5 takeaways as the Fed reignites its inflation fight
Federal Reserve Chair Jerome Powell said Wednesday that while the central bank staff is no longer forecasting a recession, there’s still a “long way to go” to get inflation back to its 2 percent target.
The Fed pushed its baseline interest rate range to the highest level in 22 years Wednesday as officials were wary of letting inflation creep higher. Despite months of fading price growth, Federal Reserve Chair Jerome Powell said the bank was not quite done fighting inflation.
‘Don’t see the point of it’: Consumers feel the pinch as Fed raises rates again
Here are five takeaways from Powell’s remarks to reporters.
The Fed still isn’t comfortable with inflation
Inflation is “well above” the Fed’s two percent goal, Powell told reporters, and he does not expect to get back to the target rate until 2025.
While he quipped that the June consumer price index “came in better than expected for a change,” Powell said one month of surprisingly good data wasn’t enough to change course.
Powell: Housing market has ‘a ways to go’ before prices cool
He demurred on future rate hikes, saying it was “certainly possible” the Fed will vote to raise rates again at its September meeting.
“I would also say it’s possible that we would choose to hold steady at that meeting,” Powell added.
What Powell did make clear: high interest rates aren’t going away any time soon.
Fed staffers think the economy will avoid a recession
After months of nailbiting worry that a recession was coming, Powell announced that Fed staffers were no longer projecting a recession to hit the U.S. economy.
“The staff now has a noticeable slowdown in growth starting later this year in the forecast, but given the resilience of the economy recently, they are no longer forecasting for recession,” Powell said.
Wall Street has also become increasingly confident that the U.S. can avoid a recession, a 180-degree turn from predictions earlier this year that a recession was inevitable and right around the corner.
Goldman Sachs economists cut their probability of a recession this year from 25 to 20 percent in a research note published last week.
Powell thinks the labor market is still too strong
Despite rising confidence in the economy’s outlook, Powell said inflation was unlikely to fall back to the Fed’s 2 percent annual target without the labor market weakening.
Until wage growth slows further, Powell argued, consumers will have enough power to push through inflation and prompt businesses to raise prices.
Powell declined to say how many Americans would need to lose their jobs before inflation was back on track, but acknowledged that unemployment would likely rise even if the Fed averts a recession.
“We have to be honest about the historical record, which does suggest that when central banks go in and slow the economy to bring down inflation, the result tends to be some softening in labor market conditions,” Powell said.
“That is still the likely outcome here.”
Democrats, progressives furious with rate hikes
While Powell has accepted job losses as the cost of fighting inflation, Democratic lawmakers and progressive activists are likely to be alarmed about the Fed’s insistence on raising rates.
Liberals opposed to further Fed hikes insist the central bank has already done enough to bring inflation down and risks driving the U.S. into a needless recession.
“The Fed’s extreme rate hikes risk throwing millions of Americans out of work.

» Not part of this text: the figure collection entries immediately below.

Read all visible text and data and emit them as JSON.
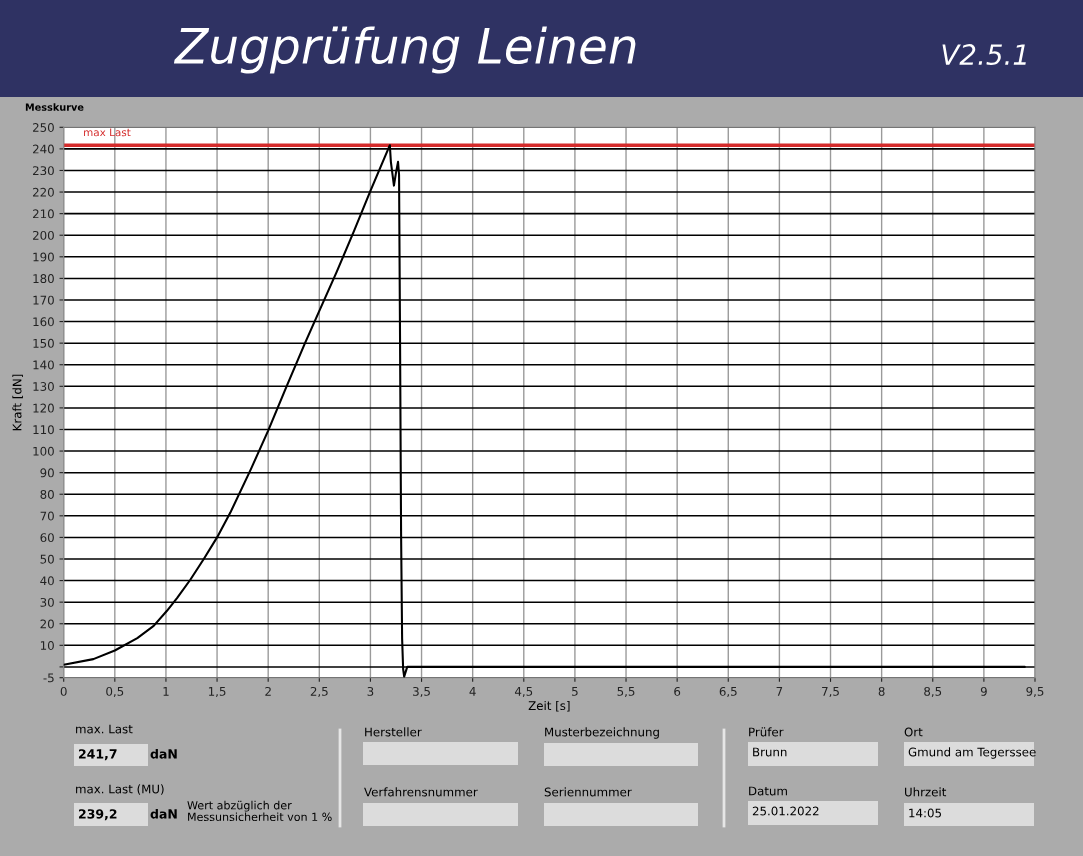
{
  "chart_data": {
    "type": "line",
    "title": "Zugprüfung Leinen",
    "subtitle": "Messkurve",
    "xlabel": "Zeit [s]",
    "ylabel": "Kraft [dN]",
    "series": [
      {
        "color": "#000000",
        "x": [
          0,
          0.29,
          0.5,
          0.72,
          0.88,
          1.01,
          1.11,
          1.24,
          1.37,
          1.5,
          1.63,
          1.83,
          2.0,
          2.18,
          2.36,
          2.51,
          2.67,
          2.84,
          3.0,
          3.19,
          3.2,
          3.23,
          3.25,
          3.27,
          3.28,
          3.29,
          3.3,
          3.31,
          3.32,
          3.33,
          3.36,
          9.4
        ],
        "values": [
          1,
          3.6,
          7.6,
          13.3,
          19,
          26,
          32,
          40.5,
          50,
          60,
          71.5,
          91.5,
          109.5,
          130,
          150,
          166,
          183,
          202,
          220.5,
          241.7,
          234,
          223,
          229,
          234,
          228,
          149,
          61,
          13,
          -1,
          -4.5,
          0,
          0
        ]
      }
    ],
    "xlim": [
      0,
      9.5
    ],
    "xticks": [
      0,
      {
        "value": 0.5,
        "label": "0,5"
      },
      1,
      {
        "value": 1.5,
        "label": "1,5"
      },
      2,
      {
        "value": 2.5,
        "label": "2,5"
      },
      3,
      {
        "value": 3.5,
        "label": "3,5"
      },
      4,
      {
        "value": 4.5,
        "label": "4,5"
      },
      5,
      {
        "value": 5.5,
        "label": "5,5"
      },
      6,
      {
        "value": 6.5,
        "label": "6,5"
      },
      7,
      {
        "value": 7.5,
        "label": "7,5"
      },
      8,
      {
        "value": 8.5,
        "label": "8,5"
      },
      9,
      {
        "value": 9.5,
        "label": "9,5"
      }
    ],
    "ylim": [
      -5,
      250
    ],
    "yticks": [
      250,
      240,
      230,
      220,
      210,
      200,
      190,
      180,
      170,
      160,
      150,
      140,
      130,
      120,
      110,
      100,
      90,
      80,
      70,
      60,
      50,
      40,
      30,
      20,
      10,
      {
        "value": 0,
        "label": null
      },
      -5
    ],
    "grid": true,
    "ref_lines": [
      {
        "axis": "y",
        "value": 241.7,
        "label": "max Last",
        "color": "#d42b2b"
      }
    ],
    "annotations": [
      "V2.5.1",
      "max. Last",
      "241,7",
      "daN",
      "max. Last (MU)",
      "239,2",
      "daN",
      "Wert abzüglich der\nMessunsicherheit von 1 %",
      "Hersteller",
      "Musterbezeichnung",
      "Verfahrensnummer",
      "Seriennummer",
      "Prüfer",
      "Brunn",
      "Ort",
      "Gmund am Tegerssee",
      "Datum",
      "25.01.2022",
      "Uhrzeit",
      "14:05"
    ]
  }
}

Unemployment for Black workers is already rising at an alarming pace,” said Sen. Elizabeth Warren (D-Mass.) online before the Fed’s announcement.

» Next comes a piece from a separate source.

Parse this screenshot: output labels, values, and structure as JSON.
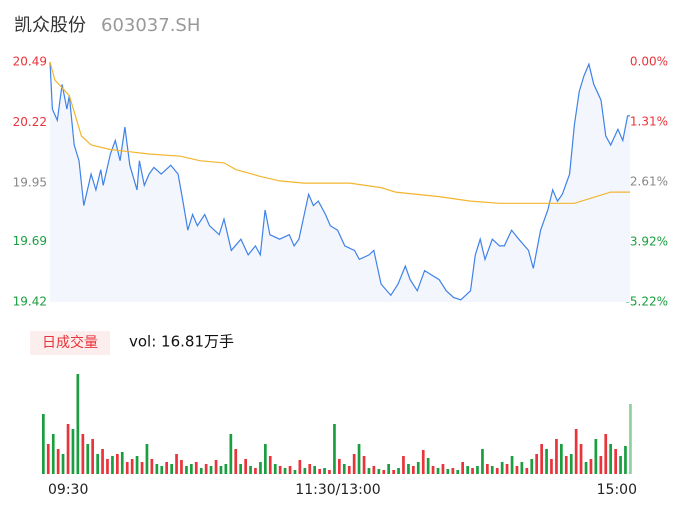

Powell countered that quashing inflation now at the expense of some jobs avoids deeper pain in the future, citing the hyperinflation and subsequent recessions of the 1970s and 80s.
“We think the single most important thing we can do to benefit those very families, especially families at the lower end of the income spectrum, is to get inflation sustainably under control and restore price stability,” Powell said.
The Fed hasn’t made up its mind about future rate hikes
Powell insisted Wednesday that the Fed had not yet decided whether it will raise rates or pause at its next policy meeting scheduled for September.
A raft of new economic data could shift the Fed’s plans, Powell said, including new data on GDP growth and employment costs, two jobs reports and several new inflation readings.
“Inflation has proved repeatedly has proved stronger than we and other forecasters have expected and at some point that may change. We have to be ready to follow the data,” he said.
“Given how far we’ve come,” he continued, “we can afford to be a little patient as well as resolute as we let this unfold.”